Saturday, April 11, 2009

My Easter Feeling

I attended a Memorial Service for the father of a good friend of mine the other day. I seem to be doing a lot of that lately. The service was held at a stately old Episcopal church downtown. The same one Douglas MacArthur attended when he was a boy. You could look it up, as the famous theologian Casey Stengel used to say.


The service was hardly a somber occasion. Dr. Thomas lived to be 95. He worked up until a year or so ago. He lived independently, albeit with a helper, until 2 or 3 months ago when he was diagnosed with a brain tumor. His son moved him into a nursing home where he died in his sleep a week or so ago.


We should all be so lucky. Most of us won't be.


I like the Episcopalians. The older I get, the more I am comforted by liturgy and symbols, by a mode of religious discourse that has remained relatively unchanged over time. The older I get, the less I am tolerant of preachifying. And don't even get me started on so-called "contemporary services" with the power point presentations and lousy music.


I concede that I haven't given it a fair chance. I don't care. I concede that I may be starting to act like a cranky old man.


I don't care about that either. Last time I looked it was a free country.

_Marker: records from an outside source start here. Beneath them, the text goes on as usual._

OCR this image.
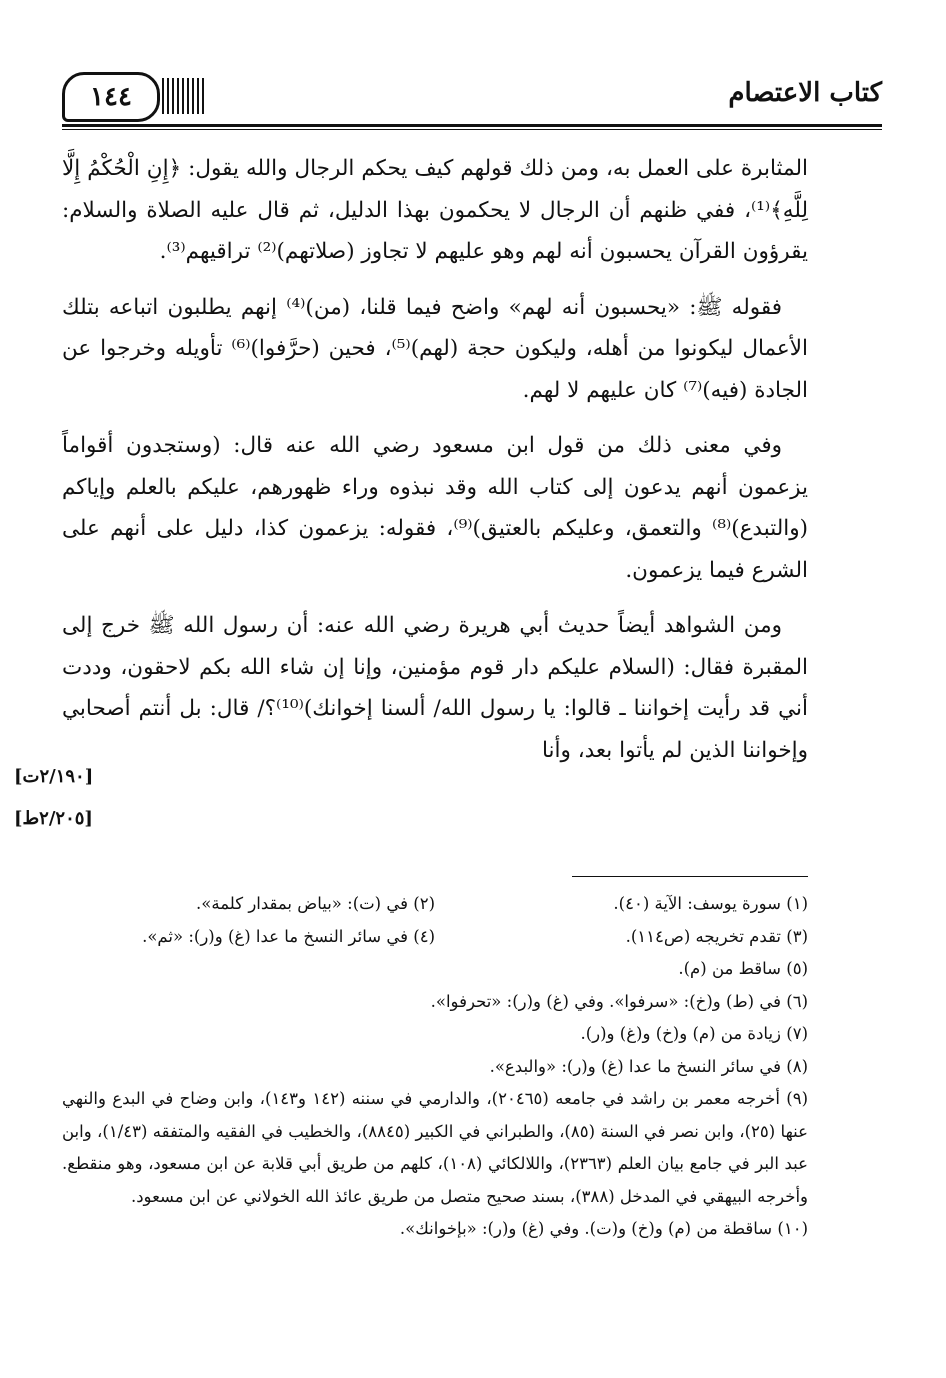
كتاب الاعتصام
١٤٤

المثابرة على العمل به، ومن ذلك قولهم كيف يحكم الرجال والله يقول: ﴿إِنِ الْحُكْمُ إِلَّا لِلَّهِ﴾⁽¹⁾، ففي ظنهم أن الرجال لا يحكمون بهذا الدليل، ثم قال عليه الصلاة والسلام: يقرؤون القرآن يحسبون أنه لهم وهو عليهم لا تجاوز (صلاتهم)⁽²⁾ تراقيهم⁽³⁾.

فقوله ﷺ: «يحسبون أنه لهم» واضح فيما قلنا، (من)⁽⁴⁾ إنهم يطلبون اتباعه بتلك الأعمال ليكونوا من أهله، وليكون حجة (لهم)⁽⁵⁾، فحين (حرَّفوا)⁽⁶⁾ تأويله وخرجوا عن الجادة (فيه)⁽⁷⁾ كان عليهم لا لهم.

وفي معنى ذلك من قول ابن مسعود رضي الله عنه قال: (وستجدون أقواماً يزعمون أنهم يدعون إلى كتاب الله وقد نبذوه وراء ظهورهم، عليكم بالعلم وإياكم (والتبدع)⁽⁸⁾ والتعمق، وعليكم بالعتيق)⁽⁹⁾، فقوله: يزعمون كذا، دليل على أنهم على الشرع فيما يزعمون.

ومن الشواهد أيضاً حديث أبي هريرة رضي الله عنه: أن رسول الله ﷺ خرج إلى المقبرة فقال: (السلام عليكم دار قوم مؤمنين، وإنا إن شاء الله بكم لاحقون، وددت أني قد رأيت إخواننا ـ قالوا: يا رسول الله/ ألسنا إخوانك)⁽¹⁰⁾؟/ قال: بل أنتم أصحابي وإخواننا الذين لم يأتوا بعد، وأنا

[٢/١٩٠ت]
[٢/٢٠٥ط]
(١) سورة يوسف: الآية (٤٠).
(٢) في (ت): «بياض بمقدار كلمة».
(٣) تقدم تخريجه (ص١١٤).
(٤) في سائر النسخ ما عدا (غ) و(ر): «ثم».
(٥) ساقط من (م).
(٦) في (ط) و(خ): «سرفوا». وفي (غ) و(ر): «تحرفوا».
(٧) زيادة من (م) و(خ) و(غ) و(ر).
(٨) في سائر النسخ ما عدا (غ) و(ر): «والبدع».
(٩) أخرجه معمر بن راشد في جامعه (٢٠٤٦٥)، والدارمي في سننه (١٤٢ و١٤٣)، وابن وضاح في البدع والنهي عنها (٢٥)، وابن نصر في السنة (٨٥)، والطبراني في الكبير (٨٨٤٥)، والخطيب في الفقيه والمتفقه (١/٤٣)، وابن عبد البر في جامع بيان العلم (٢٣٦٣)، واللالكائي (١٠٨)، كلهم من طريق أبي قلابة عن ابن مسعود، وهو منقطع. وأخرجه البيهقي في المدخل (٣٨٨)، بسند صحيح متصل من طريق عائذ الله الخولاني عن ابن مسعود.
(١٠) ساقطة من (م) و(خ) و(ت). وفي (غ) و(ر): «بإخوانك».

Nothing will put you off religion like theology. I have been grappling, on occasions when I feel like a good grapple, with the issue of theodicy, which is the branch of theology that concerns itself with reconciling the notion of a benevolent and loving God with the reality of human suffering. These days, as far as I am concerned, when it comes to suffering, bet the over.



And so it is that my church attendance has been irregular lately. I have trouble more and more manufacturing sense from what I perceive to be nonsense nowadays. Why should religion be any different? After all, there must be some reason God gave us brains and it can't be to give neurosurgeons something to do.


One of my best friends in law school has reached the same impasse. Or so I thought. He has begun attending Mass again. I asked him why.

" I don't know," he said. " I just felt like I needed to start going. Hard to explain." I understand how he feels. I enjoyed being amongst the Episcopalians yesterday. And I intend to attend services on Easter Sunday with my sister-in-law and nephews. I don't much know why either.

I know I like the Spring. The weather has been pretty crazy lately but things are blooming and the grass has returned. Baseball, both Major and Miracle League, have returned. My dogwoods really took a beating during the ice storm in 2000 and yet they still bloom a little. I hate to pull them out as long as they are going to stubbornly insist upon resurrecting themselves as best they can every year. I seem to be becoming friends with someone. I like it. It has been awhile. Things are going pretty well this Spring.


Easter, with its transcendent themes of triumph over despair, is far more compelling to me than Christmas, that most-and I apologize in advance- infantile of seasons. Victory remains in love at Easter and helps to put things in perspective.


We must all contend with despair from time to time. And yet we stubbornly insist on resurrecting ourselves as best we can.


I don't much know what I believe anymore. But it does not hurt to be reminded that victory remains in love.

At least it always does on Easter Sunday.

2 comments:

Melissa said...

friends with someone... OOOOH!

okay. I'm horrible for taking very deep introspective blog post and focusing on the potentially tawdry.

I have always had the theological problem with a benevolent God and suffering. I've also had the problem with the God will protect you which brings into account, "where were you when X happened?"

Also, the most sanctimonious, gossipy, and cruel members of my family were the ones who went to church all the time.

Polycarp said...

I thought of it as home-churching myself. I now find being a confident agnostic and a practicing Catholic to be surprisingly compatible. I confuse the Hell out of the priests in confession.